I swung my fist so hard into his face that I was surprised my hand didn't break. He released his hold on my arm and staggered backwards, stumbling into the wall.

"I told you." I snarled, as he clutched his soon-to-be-blackened eye. "That's going to bruise."

He opened his mouth to respond when our dads reappeared in the doorway. Apparently my punch had sounded as spectacular as it had felt.

"Lauren!" My dad roared, staring at me with a mixture of rage and disbelief, as Dr. Logan approached his son, examining his eye. "Is he okay?"

"Is he okay?" I snapped, brushing my dad off and storming past him, ignoring the surprised exclamations of the gathered mourners as I pushed through the crowd and strode towards the car park, fishing my car keys out of my coat pocket as I went.

"Lauren…Lauren, wait!" My father jogged to catch up with me but I kept walking. "Lauren, where are you going? You can't leave, we haven't even buried her yet."

"Yes, you have." I snapped. "She may not be in the ground yet, but you've buried her."

"What's that supposed to mean?" He demanded, furiously. I stopped and whipped around to face him.

"It's like you've forgotten who she was! Or did you just not pay attention? When she fell in the front door crying, night after night, because of that boy?" I knew it wasn't his fault, but I was angry, and he was there. He seemed to calm down, which wasn't what I wanted. I wanted a fight. But he wasn't going to give me one. I wondered if Seth was up for a second round. He sniffed, and ran a hand through his hair.

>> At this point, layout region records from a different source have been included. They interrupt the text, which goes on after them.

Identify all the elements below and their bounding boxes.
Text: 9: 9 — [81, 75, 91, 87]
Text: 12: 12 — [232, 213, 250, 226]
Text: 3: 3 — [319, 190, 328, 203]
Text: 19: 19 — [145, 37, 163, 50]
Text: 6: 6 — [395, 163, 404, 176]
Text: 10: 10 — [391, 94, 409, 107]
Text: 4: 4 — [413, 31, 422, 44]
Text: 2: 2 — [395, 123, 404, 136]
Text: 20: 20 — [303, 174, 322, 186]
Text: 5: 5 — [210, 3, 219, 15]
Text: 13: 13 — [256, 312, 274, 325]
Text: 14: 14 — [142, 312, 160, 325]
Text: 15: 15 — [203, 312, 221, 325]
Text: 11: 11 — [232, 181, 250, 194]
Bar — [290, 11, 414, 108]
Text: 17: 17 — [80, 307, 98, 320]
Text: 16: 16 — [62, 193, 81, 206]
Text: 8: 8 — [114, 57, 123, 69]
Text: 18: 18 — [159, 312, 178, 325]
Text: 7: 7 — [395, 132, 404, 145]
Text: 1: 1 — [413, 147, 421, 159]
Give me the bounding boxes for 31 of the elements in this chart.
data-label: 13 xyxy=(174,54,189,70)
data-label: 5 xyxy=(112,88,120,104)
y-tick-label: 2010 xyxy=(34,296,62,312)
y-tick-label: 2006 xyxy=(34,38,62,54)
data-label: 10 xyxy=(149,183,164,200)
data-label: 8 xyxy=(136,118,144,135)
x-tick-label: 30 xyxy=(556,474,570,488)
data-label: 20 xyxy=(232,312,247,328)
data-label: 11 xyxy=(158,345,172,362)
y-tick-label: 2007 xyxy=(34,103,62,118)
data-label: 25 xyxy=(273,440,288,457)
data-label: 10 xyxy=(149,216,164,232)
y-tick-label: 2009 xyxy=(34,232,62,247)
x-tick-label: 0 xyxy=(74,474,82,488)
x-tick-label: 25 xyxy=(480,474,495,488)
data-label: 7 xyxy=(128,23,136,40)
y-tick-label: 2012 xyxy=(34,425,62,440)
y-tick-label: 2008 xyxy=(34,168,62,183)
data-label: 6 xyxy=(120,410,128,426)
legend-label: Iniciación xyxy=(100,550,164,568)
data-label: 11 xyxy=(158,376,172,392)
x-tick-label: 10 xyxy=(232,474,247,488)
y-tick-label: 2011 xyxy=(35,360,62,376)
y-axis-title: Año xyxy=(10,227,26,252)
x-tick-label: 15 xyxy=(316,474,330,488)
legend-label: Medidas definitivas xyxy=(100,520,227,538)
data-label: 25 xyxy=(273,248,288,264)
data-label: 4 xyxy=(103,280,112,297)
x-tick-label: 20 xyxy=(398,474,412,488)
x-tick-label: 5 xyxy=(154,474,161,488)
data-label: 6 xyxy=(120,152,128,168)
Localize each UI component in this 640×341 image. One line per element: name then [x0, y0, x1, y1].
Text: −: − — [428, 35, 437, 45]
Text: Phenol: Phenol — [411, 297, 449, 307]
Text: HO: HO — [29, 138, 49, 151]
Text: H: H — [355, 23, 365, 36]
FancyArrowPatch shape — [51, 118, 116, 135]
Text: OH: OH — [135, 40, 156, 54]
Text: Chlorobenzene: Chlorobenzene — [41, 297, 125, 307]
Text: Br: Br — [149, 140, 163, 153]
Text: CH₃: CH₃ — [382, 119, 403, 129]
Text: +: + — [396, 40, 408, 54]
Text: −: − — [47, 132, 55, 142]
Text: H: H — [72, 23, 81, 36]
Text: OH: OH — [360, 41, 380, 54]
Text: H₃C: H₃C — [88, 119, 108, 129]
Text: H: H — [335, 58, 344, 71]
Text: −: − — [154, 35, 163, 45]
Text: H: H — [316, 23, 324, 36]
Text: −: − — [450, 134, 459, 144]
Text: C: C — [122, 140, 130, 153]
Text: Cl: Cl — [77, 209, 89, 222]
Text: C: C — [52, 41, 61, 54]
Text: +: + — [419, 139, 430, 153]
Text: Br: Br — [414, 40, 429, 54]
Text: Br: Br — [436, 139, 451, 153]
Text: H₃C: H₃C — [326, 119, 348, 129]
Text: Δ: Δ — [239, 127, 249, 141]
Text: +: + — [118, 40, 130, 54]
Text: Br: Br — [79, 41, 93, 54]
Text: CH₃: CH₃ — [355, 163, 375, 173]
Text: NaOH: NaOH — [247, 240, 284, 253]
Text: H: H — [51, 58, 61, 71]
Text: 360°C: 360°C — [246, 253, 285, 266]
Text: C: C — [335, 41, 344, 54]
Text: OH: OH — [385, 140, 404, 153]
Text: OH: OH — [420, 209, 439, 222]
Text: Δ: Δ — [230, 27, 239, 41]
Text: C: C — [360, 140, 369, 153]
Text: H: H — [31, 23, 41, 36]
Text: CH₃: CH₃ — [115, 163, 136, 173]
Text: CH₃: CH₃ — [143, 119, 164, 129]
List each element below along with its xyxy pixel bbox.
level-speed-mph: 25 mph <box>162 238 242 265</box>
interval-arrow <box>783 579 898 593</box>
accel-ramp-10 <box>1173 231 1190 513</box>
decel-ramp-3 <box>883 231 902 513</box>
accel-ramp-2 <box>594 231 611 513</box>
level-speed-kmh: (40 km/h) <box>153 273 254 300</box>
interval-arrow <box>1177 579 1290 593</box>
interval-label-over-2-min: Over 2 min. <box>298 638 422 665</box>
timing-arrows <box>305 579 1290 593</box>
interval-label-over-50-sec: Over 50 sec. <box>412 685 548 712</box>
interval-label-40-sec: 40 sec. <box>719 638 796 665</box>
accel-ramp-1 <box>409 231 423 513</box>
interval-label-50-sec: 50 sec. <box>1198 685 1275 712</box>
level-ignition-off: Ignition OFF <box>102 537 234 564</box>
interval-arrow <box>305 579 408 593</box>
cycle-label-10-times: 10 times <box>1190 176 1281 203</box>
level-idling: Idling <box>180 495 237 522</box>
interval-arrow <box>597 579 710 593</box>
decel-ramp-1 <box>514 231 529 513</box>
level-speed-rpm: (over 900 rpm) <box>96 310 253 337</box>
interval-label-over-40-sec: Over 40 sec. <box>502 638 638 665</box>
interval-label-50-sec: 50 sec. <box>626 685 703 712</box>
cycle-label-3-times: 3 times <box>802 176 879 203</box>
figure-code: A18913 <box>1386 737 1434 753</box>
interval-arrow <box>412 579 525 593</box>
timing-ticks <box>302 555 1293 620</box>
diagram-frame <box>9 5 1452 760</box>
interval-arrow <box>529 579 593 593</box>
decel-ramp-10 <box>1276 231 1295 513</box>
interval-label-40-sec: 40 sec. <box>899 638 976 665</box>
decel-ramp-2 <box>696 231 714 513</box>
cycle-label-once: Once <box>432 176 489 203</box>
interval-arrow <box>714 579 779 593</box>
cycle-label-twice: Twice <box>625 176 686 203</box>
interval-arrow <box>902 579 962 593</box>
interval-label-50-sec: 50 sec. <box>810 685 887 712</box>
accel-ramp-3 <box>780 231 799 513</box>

"So…so do you think I should go back in there and harass the doctor's teenage son for being a shitty boyfriend?" he asked, quietly. "Even the shitty boyfriends are allowed to grieve. I'm trying, Lauren, I really am." His voice cracked on the last word and he shook his head, his eyes swimming with tears. "Your mum's…she's falling apart in there. I am trying to keep this family together, and I don't think the best way of doing that is to go around assaulting anyone she ever argued with, sweetheart. I'm just trying to keep my head above water here."

I nodded, my anger still bubbling below the surface.

"Okay, dad. You just…go back in there and keep treading water." I held up my car keys and shook them, pointedly. "I'm going to go and drown my sorrows. You can pick me up from the Southfield on the way home."

"You're going to the pub instead of saying goodbye to your sister?" My dad asked, shaking his head. His disappointment was evident, and it stung, but I just didn't care.

"Who says I can't do both at the same time?" I asked, shrugging, as I walked away from him.

I knew that I looked like a petulant child, but it didn't matter. Better he be angry with me than worried about me. Of course I wasn't going to the pub. I just couldn't be there anymore. And I had to find out what happened to Emily. I only had one place to start. I had to go back to the scene of the crash, see if there was anything there that the police had missed. I couldn't stay here; I couldn't watch them lower her body into the ground. She wasn't there anymore, anyway. I was respecting her memory more by trying to figure out what had really happened to her. I repeated the words I had spat at Seth Logan.

"We owe respect to the living; to the dead, we owe only truth."

If the truth was out there, I was going to find it. I owed her that much.